Thanks go out to Bicyclerider for commenting on my post.
Maybe this is just in my own head but there is something different about Pet Sounds' ability to communicate which is giant step in the direction of psychedelia. Brian was trying to make music that was more than just music. He was trying to communicate something by changing the way things were done musically. Prayer sessions were used to bring the participants to the level of that transfer of feeling. New combinations of sound (perhaps Koestler inspired) were sought to convey a loving feeling.
This is a giant step in the direction of psychedelic music. The music was created with the aim of giving the listener a tangible glimpse of the promise of the psychedelic era. Love (Lenny Bernstein called it "universal love").

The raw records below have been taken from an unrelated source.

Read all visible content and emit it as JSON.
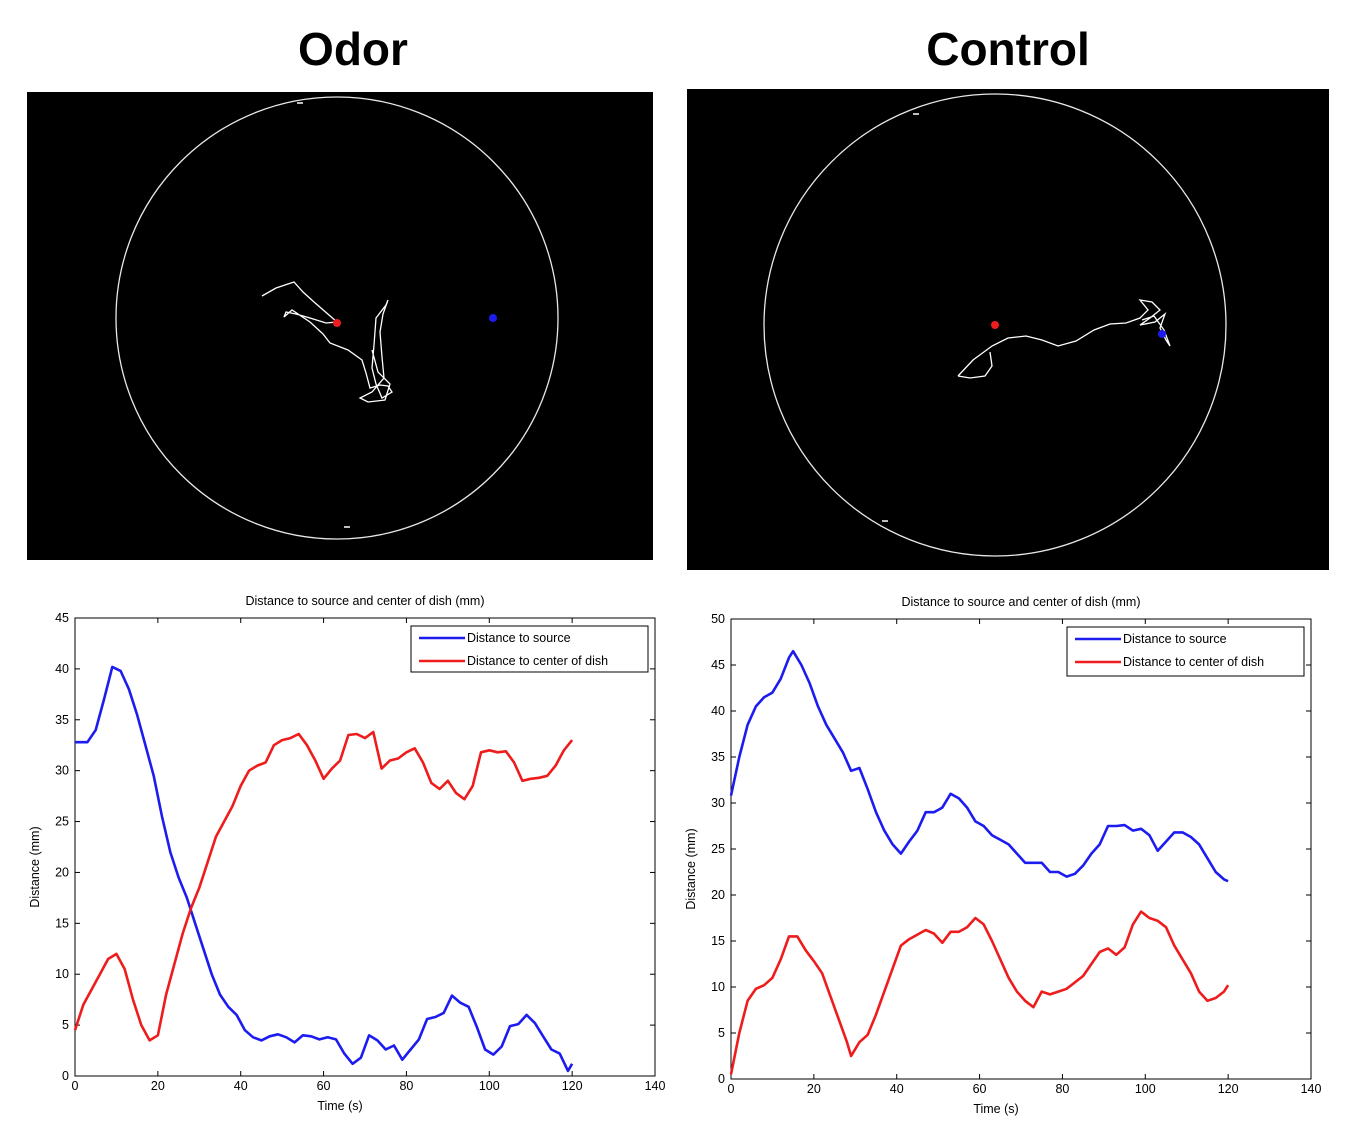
{
  "panels": {
    "left_title": "Odor",
    "right_title": "Control"
  },
  "colors": {
    "source": "#1c1cf0",
    "center": "#ee1c1c",
    "track": "#ffffff",
    "background": "#000000"
  },
  "chart_data": [
    {
      "type": "line",
      "title": "Distance to source and center of dish (mm)",
      "xlabel": "Time (s)",
      "ylabel": "Distance (mm)",
      "xlim": [
        0,
        140
      ],
      "ylim": [
        0,
        45
      ],
      "xticks": [
        0,
        20,
        40,
        60,
        80,
        100,
        120,
        140
      ],
      "yticks": [
        0,
        5,
        10,
        15,
        20,
        25,
        30,
        35,
        40,
        45
      ],
      "legend": "top-right",
      "grid": false,
      "series": [
        {
          "name": "Distance to source",
          "color": "#1c1cf0",
          "x": [
            0,
            3,
            5,
            7,
            9,
            11,
            13,
            15,
            17,
            19,
            21,
            23,
            25,
            27,
            29,
            31,
            33,
            35,
            37,
            39,
            41,
            43,
            45,
            47,
            49,
            51,
            53,
            55,
            57,
            59,
            61,
            63,
            65,
            67,
            69,
            71,
            73,
            75,
            77,
            79,
            81,
            83,
            85,
            87,
            89,
            91,
            93,
            95,
            97,
            99,
            101,
            103,
            105,
            107,
            109,
            111,
            113,
            115,
            117,
            119,
            120
          ],
          "y": [
            32.8,
            32.8,
            34,
            37,
            40.2,
            39.8,
            38,
            35.5,
            32.5,
            29.5,
            25.5,
            22,
            19.5,
            17.5,
            15,
            12.5,
            10,
            8,
            6.8,
            6,
            4.5,
            3.8,
            3.5,
            3.9,
            4.1,
            3.8,
            3.3,
            4.0,
            3.9,
            3.6,
            3.8,
            3.6,
            2.2,
            1.2,
            1.8,
            4.0,
            3.5,
            2.6,
            3.0,
            1.6,
            2.6,
            3.6,
            5.6,
            5.8,
            6.2,
            7.9,
            7.2,
            6.8,
            4.8,
            2.6,
            2.1,
            2.9,
            4.9,
            5.1,
            6.0,
            5.2,
            3.9,
            2.6,
            2.2,
            0.5,
            1.2
          ]
        },
        {
          "name": "Distance to center of dish",
          "color": "#ee1c1c",
          "x": [
            0,
            2,
            4,
            6,
            8,
            10,
            12,
            14,
            16,
            18,
            20,
            22,
            24,
            26,
            28,
            30,
            32,
            34,
            36,
            38,
            40,
            42,
            44,
            46,
            48,
            50,
            52,
            54,
            56,
            58,
            60,
            62,
            64,
            66,
            68,
            70,
            72,
            74,
            76,
            78,
            80,
            82,
            84,
            86,
            88,
            90,
            92,
            94,
            96,
            98,
            100,
            102,
            104,
            106,
            108,
            110,
            112,
            114,
            116,
            118,
            120
          ],
          "y": [
            4.5,
            7,
            8.5,
            10,
            11.5,
            12,
            10.5,
            7.5,
            5,
            3.5,
            4,
            8,
            11,
            14,
            16.5,
            18.5,
            21,
            23.5,
            25,
            26.5,
            28.5,
            30,
            30.5,
            30.8,
            32.5,
            33,
            33.2,
            33.6,
            32.5,
            31,
            29.2,
            30.2,
            31,
            33.5,
            33.6,
            33.2,
            33.8,
            30.2,
            31,
            31.2,
            31.8,
            32.2,
            30.8,
            28.8,
            28.2,
            29,
            27.8,
            27.2,
            28.5,
            31.8,
            32,
            31.8,
            31.9,
            30.8,
            29,
            29.2,
            29.3,
            29.5,
            30.5,
            32,
            33
          ]
        }
      ]
    },
    {
      "type": "line",
      "title": "Distance to source and center of dish (mm)",
      "xlabel": "Time (s)",
      "ylabel": "Distance (mm)",
      "xlim": [
        0,
        140
      ],
      "ylim": [
        0,
        50
      ],
      "xticks": [
        0,
        20,
        40,
        60,
        80,
        100,
        120,
        140
      ],
      "yticks": [
        0,
        5,
        10,
        15,
        20,
        25,
        30,
        35,
        40,
        45,
        50
      ],
      "legend": "top-right",
      "grid": false,
      "series": [
        {
          "name": "Distance to source",
          "color": "#1c1cf0",
          "x": [
            0,
            2,
            4,
            6,
            8,
            10,
            12,
            14,
            15,
            17,
            19,
            21,
            23,
            25,
            27,
            29,
            31,
            33,
            35,
            37,
            39,
            41,
            43,
            45,
            47,
            49,
            51,
            53,
            55,
            57,
            59,
            61,
            63,
            65,
            67,
            69,
            71,
            73,
            75,
            77,
            79,
            81,
            83,
            85,
            87,
            89,
            91,
            93,
            95,
            97,
            99,
            101,
            103,
            105,
            107,
            109,
            111,
            113,
            115,
            117,
            119,
            120
          ],
          "y": [
            30.8,
            35,
            38.5,
            40.5,
            41.5,
            42,
            43.5,
            45.8,
            46.5,
            45,
            43,
            40.5,
            38.5,
            37,
            35.5,
            33.5,
            33.8,
            31.5,
            29,
            27,
            25.5,
            24.5,
            25.8,
            27,
            29,
            29,
            29.5,
            31,
            30.5,
            29.5,
            28,
            27.5,
            26.5,
            26,
            25.5,
            24.5,
            23.5,
            23.5,
            23.5,
            22.5,
            22.5,
            22,
            22.3,
            23.2,
            24.5,
            25.5,
            27.5,
            27.5,
            27.6,
            27,
            27.2,
            26.5,
            24.8,
            25.8,
            26.8,
            26.8,
            26.3,
            25.5,
            24,
            22.5,
            21.7,
            21.5
          ]
        },
        {
          "name": "Distance to center of dish",
          "color": "#ee1c1c",
          "x": [
            0,
            2,
            4,
            6,
            8,
            10,
            12,
            14,
            16,
            18,
            20,
            22,
            24,
            26,
            28,
            29,
            31,
            33,
            35,
            37,
            39,
            41,
            43,
            45,
            47,
            49,
            51,
            53,
            55,
            57,
            59,
            61,
            63,
            65,
            67,
            69,
            71,
            73,
            75,
            77,
            79,
            81,
            83,
            85,
            87,
            89,
            91,
            93,
            95,
            97,
            99,
            101,
            103,
            105,
            107,
            109,
            111,
            113,
            115,
            117,
            119,
            120
          ],
          "y": [
            0.5,
            5,
            8.5,
            9.8,
            10.2,
            11,
            13,
            15.5,
            15.5,
            14,
            12.8,
            11.5,
            9,
            6.5,
            4,
            2.5,
            4,
            4.8,
            7,
            9.5,
            12,
            14.5,
            15.2,
            15.7,
            16.2,
            15.8,
            14.8,
            16,
            16,
            16.5,
            17.5,
            16.8,
            15,
            13,
            11,
            9.5,
            8.5,
            7.8,
            9.5,
            9.2,
            9.5,
            9.8,
            10.5,
            11.2,
            12.5,
            13.8,
            14.2,
            13.5,
            14.3,
            16.8,
            18.2,
            17.5,
            17.2,
            16.5,
            14.5,
            13,
            11.5,
            9.5,
            8.5,
            8.8,
            9.5,
            10.2
          ]
        }
      ]
    }
  ],
  "tracks": [
    {
      "dish": {
        "cx": 337,
        "cy": 318,
        "r": 221
      },
      "source_dot": {
        "x": 493,
        "y": 318
      },
      "center_dot": {
        "x": 337,
        "y": 323
      },
      "path": [
        [
          262,
          296
        ],
        [
          276,
          288
        ],
        [
          294,
          282
        ],
        [
          303,
          292
        ],
        [
          314,
          302
        ],
        [
          329,
          315
        ],
        [
          337,
          322
        ],
        [
          326,
          323
        ],
        [
          310,
          318
        ],
        [
          296,
          314
        ],
        [
          286,
          312
        ],
        [
          284,
          317
        ],
        [
          292,
          310
        ],
        [
          310,
          322
        ],
        [
          323,
          334
        ],
        [
          330,
          343
        ],
        [
          348,
          350
        ],
        [
          362,
          360
        ],
        [
          366,
          373
        ],
        [
          370,
          388
        ],
        [
          380,
          385
        ],
        [
          388,
          386
        ],
        [
          392,
          392
        ],
        [
          382,
          398
        ],
        [
          376,
          384
        ],
        [
          372,
          368
        ],
        [
          374,
          345
        ],
        [
          376,
          318
        ],
        [
          386,
          305
        ],
        [
          388,
          300
        ],
        [
          383,
          314
        ],
        [
          380,
          332
        ],
        [
          382,
          357
        ],
        [
          384,
          378
        ],
        [
          372,
          392
        ],
        [
          360,
          398
        ],
        [
          368,
          402
        ],
        [
          385,
          400
        ],
        [
          390,
          384
        ],
        [
          378,
          372
        ],
        [
          372,
          350
        ]
      ],
      "marks": [
        [
          347,
          527
        ],
        [
          300,
          103
        ]
      ]
    },
    {
      "dish": {
        "cx": 995,
        "cy": 325,
        "r": 231
      },
      "source_dot": {
        "x": 1162,
        "y": 334
      },
      "center_dot": {
        "x": 995,
        "y": 325
      },
      "path": [
        [
          958,
          376
        ],
        [
          973,
          360
        ],
        [
          992,
          346
        ],
        [
          1008,
          338
        ],
        [
          1026,
          336
        ],
        [
          1042,
          340
        ],
        [
          1058,
          346
        ],
        [
          1076,
          341
        ],
        [
          1094,
          330
        ],
        [
          1110,
          324
        ],
        [
          1126,
          323
        ],
        [
          1140,
          318
        ],
        [
          1148,
          310
        ],
        [
          1140,
          300
        ],
        [
          1152,
          302
        ],
        [
          1160,
          310
        ],
        [
          1150,
          318
        ],
        [
          1140,
          325
        ],
        [
          1155,
          322
        ],
        [
          1165,
          314
        ],
        [
          1160,
          328
        ],
        [
          1166,
          340
        ],
        [
          1170,
          346
        ],
        [
          1164,
          330
        ],
        [
          1154,
          316
        ],
        [
          1142,
          320
        ]
      ],
      "path2": [
        [
          958,
          376
        ],
        [
          970,
          378
        ],
        [
          985,
          376
        ],
        [
          992,
          366
        ],
        [
          990,
          352
        ]
      ],
      "marks": [
        [
          885,
          521
        ],
        [
          916,
          114
        ]
      ]
    }
  ]
}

Psychedelic music may be about conveying the psychedelic experience but Pet Sounds was about conveying the love at the heart of the experience. Doing this sort of advanced communication thing in the embryonic days of the new movement yielded Pet Sounds which was a bit of a compromise (hang on to your ego?) but artistically unlike anything that had been done before.
If Brian wasn't held so in check the album would have been more true to its creator's intent.
Similarly Brian wanted Van Dyke Parks to write lyrics for "Good Vibrations" which was another new kind of communication song on the level of ESP.
Seems to me that Brian was willing to push the psychedelic envelope but stuff kept getting in his way.